Intervention de Alexandre Holroyd

Séance en hémicycle du lundi 18 octobre 2021 à 16h00
Projet de loi de finances pour 2022 — Article 18 et débat sur le prélèvement européen

Photo issue du site de l'Assemblée nationale ou de WikipediaAlexandre Holroyd :

Aux premières heures de cette législature, avec notre collègue Michèle Tabarot, j'avais présenté une proposition de résolution relative à la gouvernance de la zone euro. Plus de trois ans après, pour faire écho à Joe Dassin, un siècle et une éternité semblent s'être écoulés. En 2018, nous appelions la Commission européenne à engager une réflexion sur la nature et l'efficacité des règles économiques et budgétaires, et à renforcer les mécanismes de solidarité économique. À l'heure où nous entamons l'examen de la contribution française pour 2022 au budget européen, plusieurs pas de géants – fruits du volontarisme de la France et de la crise que nous traversons – ont profondément bouleversé la donne.

D'abord, l'Union européenne a, pour la première fois de son histoire, entériné une notion essentielle que jusqu'alors elle refusait d'admettre : une politique budgétaire commune, ou du moins une coordination, est la condition sine qua non de la survie de l'union monétaire. C'est l'essence même du plan de relance européen de 750 milliards d'euros, obtenu par le Président de la République après d'âpres négociations.

Ensuite, l'existence d'une véritable solidarité économique européenne est indissociable d'une telle coordination budgétaire. Dit autrement, l'avenir de notre union monétaire est corrélé à notre capacité à corriger ses effets sur les économies nationales. C'est la logique même des 390 milliards d'euros de subventions qui composent, entre autres, le plan de relance européen, C'est aussi la justification de l'action déterminante de la Banque centrale européenne (BCE) qui, pour la première fois, a adopté une approche différenciée pour soutenir les économies nationales grâce à ses plans de rachats.

C'est donc à l'aune d'une nouvelle ère que nous sommes amenés à examiner une contribution française qui, paradoxalement, varie peu pour des raisons qui ont déjà été évoquées à cette tribune. Dans ce contexte, il me paraît important de regarder la lune plutôt que le doigt. Si cette contribution française n'évolue pas de façon plus significative et si elle n'est pas proportionnée aux avancées monumentales qui ont eu lieu dans les derniers dix-huit mois, c'est en raison d'un décalage technique. Ces avancées ont bien des incidences pour nos finances publiques, des incidences majeures même. Qu'elles soient décalées justifie d'autant plus que nous les anticipions et que nous en débattions dès aujourd'hui.

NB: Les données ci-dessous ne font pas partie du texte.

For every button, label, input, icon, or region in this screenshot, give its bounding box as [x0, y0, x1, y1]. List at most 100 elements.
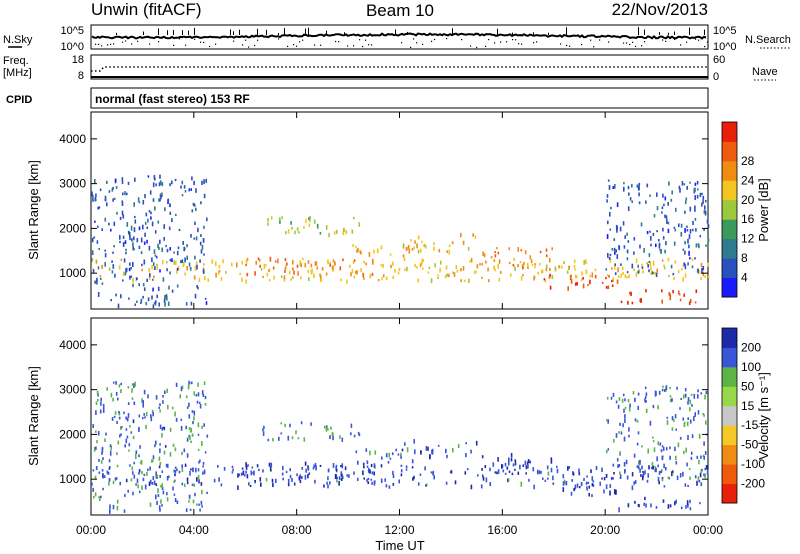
echo-cell	[310, 270, 313, 275]
echo-cell	[666, 420, 669, 425]
echo-cell	[191, 433, 194, 437]
echo-cell	[591, 272, 594, 278]
echo-cell	[606, 234, 609, 239]
echo-cell	[101, 446, 104, 450]
echo-cell	[251, 466, 254, 469]
echo-cell	[132, 435, 135, 440]
echo-cell	[173, 251, 175, 254]
echo-cell	[296, 227, 299, 231]
echo-cell	[404, 442, 406, 446]
echo-cell	[141, 398, 143, 403]
echo-cell	[128, 297, 130, 300]
echo-cell	[127, 181, 130, 185]
station-title: Unwin (fitACF)	[91, 0, 202, 19]
echo-cell	[278, 436, 280, 441]
echo-cell	[392, 275, 395, 280]
echo-cell	[183, 246, 185, 252]
echo-cell	[698, 459, 700, 465]
echo-cell	[217, 271, 220, 275]
echo-cell	[199, 459, 201, 463]
echo-cell	[658, 244, 661, 249]
echo-cell	[231, 465, 234, 469]
echo-cell	[130, 225, 133, 231]
echo-cell	[143, 389, 146, 395]
echo-cell	[196, 503, 198, 506]
echo-cell	[488, 279, 490, 283]
echo-cell	[665, 447, 668, 451]
nsearch-point	[248, 46, 250, 48]
power-data-cells	[91, 174, 710, 310]
echo-cell	[166, 248, 169, 253]
echo-cell	[605, 286, 608, 289]
nsearch-point	[293, 44, 295, 46]
echo-cell	[626, 249, 629, 254]
echo-cell	[125, 416, 127, 420]
echo-cell	[437, 444, 440, 447]
echo-cell	[687, 484, 689, 487]
noise-tick-low-left: 10^0	[60, 41, 84, 53]
echo-cell	[576, 483, 579, 488]
echo-cell	[115, 477, 118, 480]
echo-cell	[330, 426, 332, 430]
echo-cell	[125, 478, 128, 483]
colorbar-segment	[722, 180, 737, 201]
echo-cell	[510, 273, 512, 277]
echo-cell	[586, 475, 588, 478]
echo-cell	[145, 424, 147, 430]
echo-cell	[116, 211, 118, 215]
echo-cell	[614, 184, 616, 189]
echo-cell	[123, 271, 125, 277]
echo-cell	[654, 271, 657, 275]
echo-cell	[101, 228, 103, 231]
echo-cell	[147, 218, 149, 223]
echo-cell	[702, 195, 705, 201]
echo-cell	[613, 238, 616, 241]
echo-cell	[652, 466, 654, 470]
echo-cell	[410, 239, 412, 242]
echo-cell	[133, 401, 136, 405]
echo-cell	[704, 451, 707, 455]
echo-cell	[677, 442, 680, 448]
echo-cell	[160, 485, 162, 488]
echo-cell	[700, 455, 702, 459]
echo-cell	[136, 300, 138, 303]
echo-cell	[502, 469, 505, 473]
echo-cell	[139, 461, 142, 464]
echo-cell	[202, 393, 205, 397]
echo-cell	[641, 266, 644, 269]
nsearch-point	[644, 41, 646, 43]
echo-cell	[467, 468, 469, 471]
echo-cell	[452, 447, 454, 453]
echo-cell	[296, 473, 298, 477]
echo-cell	[93, 447, 96, 452]
echo-cell	[242, 470, 245, 476]
echo-cell	[120, 426, 122, 430]
echo-cell	[504, 472, 507, 475]
echo-cell	[241, 260, 243, 265]
echo-cell	[340, 278, 342, 282]
echo-cell	[327, 484, 329, 489]
echo-cell	[121, 200, 124, 204]
echo-cell	[109, 509, 111, 514]
echo-cell	[414, 449, 416, 455]
echo-cell	[400, 464, 403, 467]
echo-cell	[198, 277, 201, 283]
echo-cell	[705, 244, 707, 247]
echo-cell	[647, 448, 649, 454]
echo-cell	[117, 440, 120, 445]
echo-cell	[586, 488, 588, 491]
echo-cell	[525, 472, 527, 475]
echo-cell	[618, 397, 621, 401]
echo-cell	[181, 451, 183, 456]
echo-cell	[421, 258, 424, 263]
echo-cell	[352, 261, 355, 265]
echo-cell	[112, 186, 114, 190]
noise-tick-low-right: 10^0	[713, 41, 737, 53]
echo-cell	[103, 475, 106, 478]
echo-cell	[686, 225, 688, 228]
echo-cell	[634, 397, 636, 402]
echo-cell	[138, 472, 140, 475]
echo-cell	[171, 406, 174, 410]
echo-cell	[583, 477, 585, 481]
echo-cell	[198, 461, 200, 464]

En 2027, comme le rapporteur général l'a noté, à défaut de changement structurel du financement du budget de l'Union, la contribution française augmentera de façon très substantielle. Cette augmentation se fera selon les modalités existantes, après un calcul fondé sur le revenu national brut tellement savant que peu y retrouvent leur latin à défaut de le perdre.

Les progrès accomplis dans les dix-huit derniers mois au niveau européen, grâce à la mobilisation de la France, ont été, pour ainsi dire, inespérés. Mais ils ont un coût : ils nous condamnent à redoubler d'ambitions pour les années qui suivent, celles qui s'ouvrent sur une présidence française. Nous avons entériné l'idée d'une politique budgétaire européenne et celle de solidarité économique : nous devons maintenant réussir à pourvoir notre Union des moyens de nos ambitions en lui allouant des ressources propres. Il est impératif de progresser s'agissant de deux ressources propres d'ampleur : celles issues de la réforme du système d'échange de quotas d'émissions et de la création d'un mécanisme d'ajustement carbone aux frontières. Le système d'échange et le mécanisme d'ajustement sont essentiels pour remplir nos objectifs de transition écologique en s'assurant que cela ne se fasse pas aux dépens de nos économies et de nos industries. Tous deux doivent être amenés à contribuer au prochain budget pluriannuel européen.

Au-delà de ces deux pistes de nouvelles ressources propres, il nous faut continuer à rechercher des ressources pérennes, notamment en matière d'impôt sur les sociétés, domaine dans lequel peu de progrès ont été enregistrés ces dernières années. L'accord obtenu à l'OCDE sur la réforme de la fiscalité internationale des entreprises doit être l'occasion de progresser rapidement sur ce sujet.

Les immenses avancées de ces dix-huit mois nous imposent deux fois plus d'ambition pour les années à venir. Monsieur le secrétaire d'État, vous avez été un acteur incontournable de ces avancées : la majorité sera à vos côtés pour ce qui concerne celles de demain.